Dans ce contexte se produit le troisième acte : le 25 septembre, lors du renouvellement de sa direction, le groupe parlementaire CDU/CSU désavoue son président sortant Volker Kauder après treize ans de service, et cela malgré un appel chaleureux d’Angela Merkel en faveur de son lieutenant fidèle qui lui a toujours assuré le soutien du groupe. Une courte majorité se prononce pour un autre candidat, Ralph Brinkhaus. Ce camouflet infligé à Angela Merkel par ses parlementaires est un signe ouvert de sa perte d’autorité au sein de son propre camp.

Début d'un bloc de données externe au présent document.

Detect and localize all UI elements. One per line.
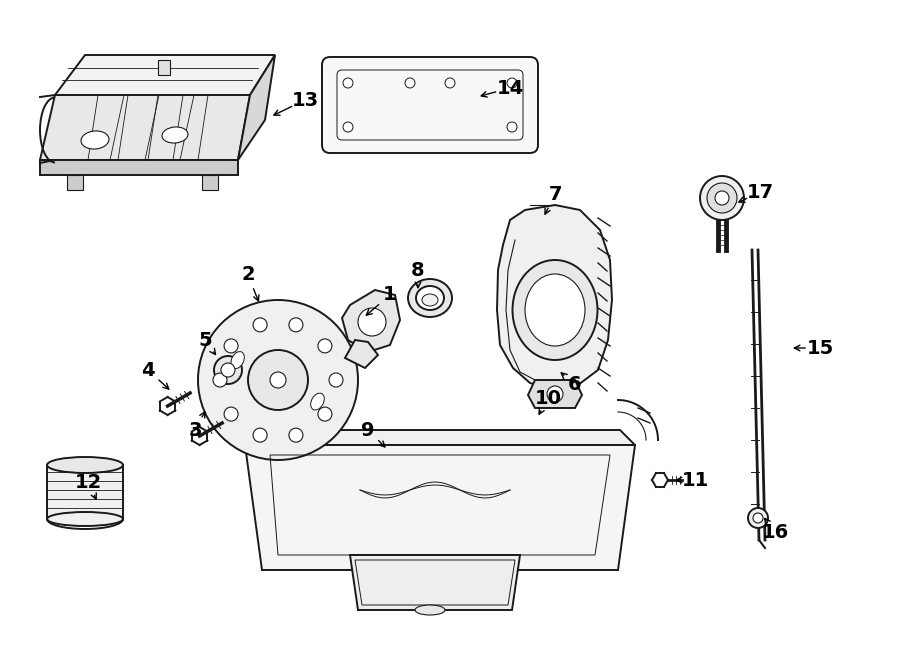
Polygon shape: [528, 380, 582, 408]
Text: 17: 17: [746, 182, 774, 202]
Circle shape: [507, 122, 517, 132]
Circle shape: [700, 176, 744, 220]
Circle shape: [270, 372, 286, 388]
Text: 9: 9: [361, 420, 374, 440]
Circle shape: [224, 407, 238, 421]
Circle shape: [289, 428, 303, 442]
Circle shape: [343, 78, 353, 88]
Polygon shape: [345, 340, 378, 368]
Text: 11: 11: [681, 471, 708, 490]
Circle shape: [318, 339, 332, 353]
Circle shape: [221, 363, 235, 377]
Text: 3: 3: [188, 420, 202, 440]
Polygon shape: [47, 465, 123, 519]
Circle shape: [214, 356, 242, 384]
Circle shape: [329, 373, 343, 387]
Polygon shape: [40, 95, 250, 160]
Text: 1: 1: [383, 286, 397, 305]
Ellipse shape: [525, 274, 585, 346]
Circle shape: [253, 318, 267, 332]
Ellipse shape: [162, 127, 188, 143]
Ellipse shape: [512, 260, 598, 360]
Text: 10: 10: [535, 389, 562, 407]
Circle shape: [715, 191, 729, 205]
Circle shape: [707, 183, 737, 213]
Circle shape: [213, 373, 227, 387]
Ellipse shape: [415, 605, 445, 615]
Circle shape: [248, 350, 308, 410]
Polygon shape: [158, 60, 170, 75]
Polygon shape: [533, 385, 572, 400]
Circle shape: [753, 513, 763, 523]
Circle shape: [343, 122, 353, 132]
Circle shape: [507, 78, 517, 88]
Text: 5: 5: [198, 330, 212, 350]
Polygon shape: [245, 445, 635, 570]
Polygon shape: [497, 205, 612, 390]
Ellipse shape: [47, 457, 123, 473]
Ellipse shape: [416, 286, 444, 310]
Text: 4: 4: [141, 360, 155, 379]
Circle shape: [318, 407, 332, 421]
Polygon shape: [350, 555, 520, 610]
Polygon shape: [245, 430, 635, 445]
Ellipse shape: [408, 279, 452, 317]
Text: 13: 13: [292, 91, 319, 110]
Text: 16: 16: [761, 522, 788, 541]
Circle shape: [445, 78, 455, 88]
Circle shape: [289, 318, 303, 332]
Ellipse shape: [231, 352, 244, 369]
Ellipse shape: [310, 393, 324, 410]
Text: 12: 12: [75, 473, 102, 492]
Polygon shape: [40, 160, 238, 175]
Circle shape: [198, 300, 358, 460]
Circle shape: [358, 308, 386, 336]
Polygon shape: [202, 175, 218, 190]
Circle shape: [547, 386, 563, 402]
Circle shape: [253, 428, 267, 442]
Text: 2: 2: [241, 266, 255, 284]
Text: 6: 6: [568, 375, 581, 395]
Circle shape: [405, 78, 415, 88]
Polygon shape: [55, 55, 275, 95]
Text: 7: 7: [548, 186, 562, 204]
Circle shape: [224, 339, 238, 353]
Ellipse shape: [422, 294, 438, 306]
Polygon shape: [238, 55, 275, 160]
Polygon shape: [342, 290, 400, 352]
Text: 8: 8: [411, 260, 425, 280]
Ellipse shape: [47, 512, 123, 526]
Text: 15: 15: [806, 338, 833, 358]
Text: 14: 14: [497, 79, 524, 98]
Polygon shape: [67, 175, 83, 190]
Ellipse shape: [81, 131, 109, 149]
Circle shape: [748, 508, 768, 528]
FancyBboxPatch shape: [322, 57, 538, 153]
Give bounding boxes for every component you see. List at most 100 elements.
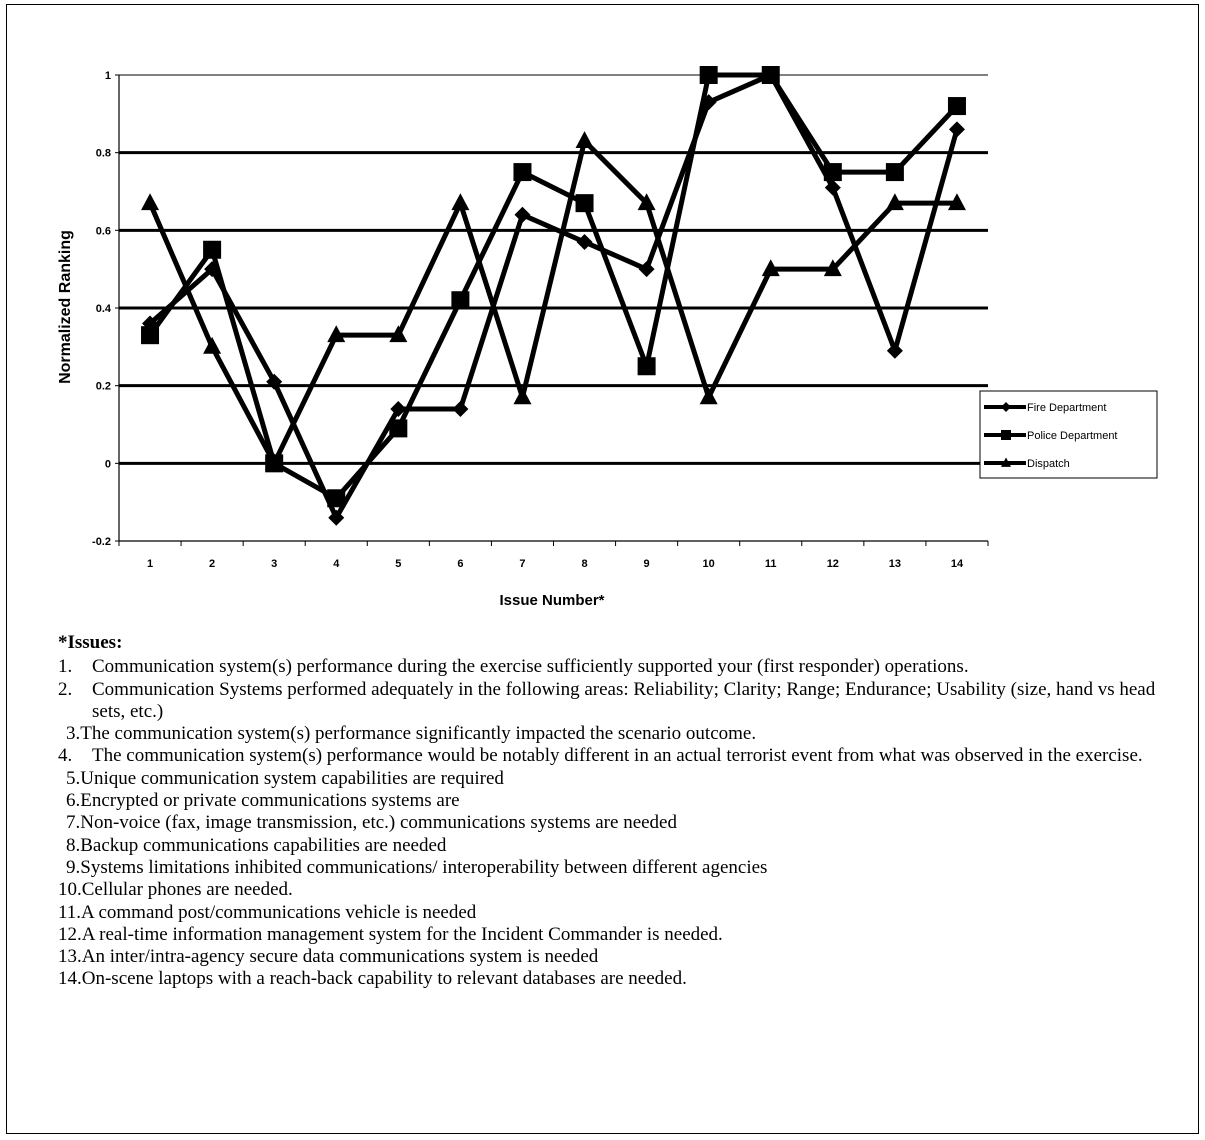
x-tick-label: 8 bbox=[581, 558, 587, 570]
issue-text: An inter/intra-agency secure data commun… bbox=[81, 946, 599, 968]
data-point-triangle bbox=[823, 259, 842, 277]
data-point-square bbox=[513, 163, 532, 182]
data-point-triangle bbox=[761, 259, 780, 277]
data-point-triangle bbox=[699, 387, 718, 405]
data-point-triangle bbox=[885, 193, 904, 211]
issue-text: Communication Systems performed adequate… bbox=[92, 678, 1156, 722]
issue-text: Cellular phones are needed. bbox=[81, 879, 293, 901]
data-point-square bbox=[203, 240, 222, 259]
legend: Fire Department Police Department Dispatch bbox=[979, 390, 1158, 479]
data-point-square bbox=[1001, 430, 1011, 440]
issue-number: 11. bbox=[58, 901, 82, 923]
gridlines bbox=[119, 74, 988, 465]
issue-number: 3. bbox=[66, 723, 81, 745]
data-point-diamond bbox=[638, 261, 655, 278]
x-tick-label: 4 bbox=[333, 558, 340, 570]
x-axis-label: Issue Number* bbox=[499, 592, 604, 609]
data-point-triangle bbox=[947, 193, 966, 211]
issue-text: Communication system(s) performance duri… bbox=[92, 656, 969, 678]
series-line bbox=[148, 72, 959, 501]
series-line bbox=[148, 72, 960, 521]
issue-item: 6.Encrypted or private communications sy… bbox=[58, 790, 1178, 812]
data-point-diamond bbox=[390, 400, 407, 417]
x-tick-label: 2 bbox=[209, 558, 215, 570]
issue-number: 12. bbox=[58, 923, 82, 945]
issue-number: 13. bbox=[58, 946, 82, 968]
y-tick-label: 0.4 bbox=[96, 303, 112, 315]
data-point-square bbox=[637, 357, 656, 376]
x-tick-label: 12 bbox=[827, 558, 839, 570]
data-point-diamond bbox=[576, 233, 593, 250]
issue-number: 1. bbox=[58, 656, 73, 678]
data-point-square bbox=[885, 163, 904, 182]
data-point-square bbox=[947, 97, 966, 116]
issue-text: Encrypted or private communications syst… bbox=[80, 790, 460, 812]
issue-item: 12.A real-time information management sy… bbox=[58, 924, 1178, 946]
axes bbox=[115, 74, 989, 546]
issue-item: 5.Unique communication system capabiliti… bbox=[58, 768, 1178, 790]
issues-list-section: *Issues: 1. Communication system(s) perfo… bbox=[58, 632, 1178, 991]
y-tick-label: 0.8 bbox=[96, 148, 111, 160]
issue-number: 9. bbox=[66, 856, 81, 878]
issue-item: 13.An inter/intra-agency secure data com… bbox=[58, 946, 1178, 968]
line-chart: -0.200.20.40.60.81 1 2 3 4 5 6 7 8 9 10 11 12 13 14 N… bbox=[57, 66, 1158, 609]
issue-text: Systems limitations inhibited communicat… bbox=[80, 856, 768, 878]
issue-number: 14. bbox=[58, 968, 82, 990]
series-triangle bbox=[141, 131, 966, 471]
issue-number: 5. bbox=[66, 767, 81, 789]
issue-item: 7.Non-voice (fax, image transmission, et… bbox=[58, 812, 1178, 834]
issue-text: Non-voice (fax, image transmission, etc.… bbox=[80, 812, 677, 834]
y-tick-label: 0 bbox=[105, 458, 111, 470]
issue-item: 4. The communication system(s) performanc… bbox=[58, 745, 1178, 767]
figure-frame bbox=[6, 4, 1199, 1134]
legend-label: Fire Department bbox=[1027, 402, 1106, 414]
x-tick-label: 11 bbox=[765, 558, 777, 570]
y-axis-label: Normalized Ranking bbox=[57, 230, 74, 384]
legend-label: Police Department bbox=[1027, 430, 1118, 442]
series-square bbox=[141, 66, 966, 508]
data-point-diamond bbox=[328, 509, 345, 526]
data-point-triangle bbox=[327, 325, 346, 343]
data-point-triangle bbox=[141, 193, 160, 211]
issue-item: 8.Backup communications capabilities are… bbox=[58, 835, 1178, 857]
data-point-square bbox=[699, 66, 718, 84]
data-point-triangle bbox=[203, 336, 222, 354]
data-point-triangle bbox=[513, 387, 532, 405]
data-point-triangle bbox=[575, 131, 594, 148]
data-point-diamond bbox=[886, 342, 903, 359]
legend-label: Dispatch bbox=[1027, 458, 1070, 470]
data-point-diamond bbox=[266, 373, 283, 390]
data-point-triangle bbox=[389, 325, 408, 343]
issue-text: The communication system(s) performance … bbox=[80, 723, 757, 745]
issue-number: 8. bbox=[66, 834, 81, 856]
data-point-square bbox=[575, 194, 594, 213]
data-point-triangle bbox=[1001, 457, 1011, 467]
x-tick-label: 7 bbox=[519, 558, 525, 570]
issue-number: 2. bbox=[58, 678, 73, 700]
x-tick-label: 10 bbox=[703, 558, 715, 570]
issue-item: 11.A command post/communications vehicle… bbox=[58, 902, 1178, 924]
issue-number: 4. bbox=[58, 745, 73, 767]
data-point-square bbox=[761, 66, 780, 84]
issue-text: On-scene laptops with a reach-back capab… bbox=[81, 968, 687, 990]
issue-text: The communication system(s) performance … bbox=[92, 745, 1143, 767]
issue-item: 14.On-scene laptops with a reach-back ca… bbox=[58, 968, 1178, 990]
y-tick-labels: -0.2 0 0.2 0.4 0.6 0.8 1 bbox=[92, 70, 112, 548]
y-tick-label: -0.2 bbox=[92, 536, 111, 548]
issue-item: 10.Cellular phones are needed. bbox=[58, 879, 1178, 901]
data-point-square bbox=[327, 489, 346, 508]
data-point-diamond bbox=[1001, 402, 1011, 412]
data-point-square bbox=[823, 163, 842, 182]
x-tick-label: 14 bbox=[951, 558, 964, 570]
issue-text: Unique communication system capabilities… bbox=[80, 767, 504, 789]
data-point-diamond bbox=[824, 179, 841, 196]
issue-item: 9.Systems limitations inhibited communic… bbox=[58, 857, 1178, 879]
data-point-triangle bbox=[451, 193, 470, 211]
issue-item: 2. Communication Systems performed adequa… bbox=[58, 679, 1178, 724]
issue-number: 7. bbox=[66, 812, 81, 834]
issues-list: 1. Communication system(s) performance du… bbox=[58, 656, 1178, 990]
x-tick-label: 3 bbox=[271, 558, 277, 570]
issue-number: 6. bbox=[66, 790, 81, 812]
series-group bbox=[141, 66, 966, 526]
data-point-diamond bbox=[514, 206, 531, 223]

Comment interpréter ces bourdes gouvernementales successives ? Elles sont d’abord le signe d’une crise d’orientation profonde du camp conservateur. Une fois de plus, la CSU en panique flirte avec un discours musclée de populisme de droite, dans le (vain) espoir de couper court à l’ascension de l’AfD qui la menace sur ses terres bavaroises, et au risque de faire éclater la coalition à laquelle elle participe pourtant. Ce faisant, elle rallume la fronde de l’aile droite de la CDU, qui conteste les choix centristes du gouvernement Merkel. C’est notamment le cas dans les Länder de l’est, où la CDU est sérieusement talonnée voire dépassée par l’AfD. Dans ces régions, certains de ses leaders prennent des attitudes équivoques, préférant souvent de fermer les yeux face à la radicalisation des mouvements d’extrême-droite. Angela Merkel paye le prix pour sa gestion gouvernementale qui a trop souvent imposé des infléchissements, voire des virages politiques par le haut, sans véritable débat préalable ni pédagogie politique. D’où un manque d’orientation et un sentiment d’incompréhension qui a gagné la CDU et ses députés, qui ne veulent plus être réduits à un rôle de godillot. S’y ajoute la demande de renouvellement du personnel politique. La chancelière en a partiellement tenu compte dans la composition de son gouvernement et par la promotion d’une femme politique jeune comme secrétaire générale de la CDU, mais elle a manifestement sous-estimé la volonté de renouvellement au sein du groupe parlementaire.
Plus généralement, le climat politique s’est détérioré avec l’affaire Maassen. Le capital de confiance du gouvernement, et de la classe politique entière, déjà mis à mal, s’est encore évaporé. Le sentiment que les politiciens sont déconnectés des soucis des citoyens ordinaires se répand, et il est savamment exploité par l’AfD. Ce parti n’hésite plus à s’allier aux groupes d’extrême-droite et néo-nazis, notamment dans les régions de l’est où il est particulièrement fort, et à cautionner plus ou moins ouvertement le climat de haine qui s’y répand. Jusqu’ici les partis modérés n’ont pas trouvé de riposte. La fermeté qu’ils opposent aux paroles et actes des extrémistes et national-populistes ne suffit pas pour les endiguer ; il manque une vraie capacité d’écoute à l’égard des citoyens qui se sentent abandonnés par les « élites ».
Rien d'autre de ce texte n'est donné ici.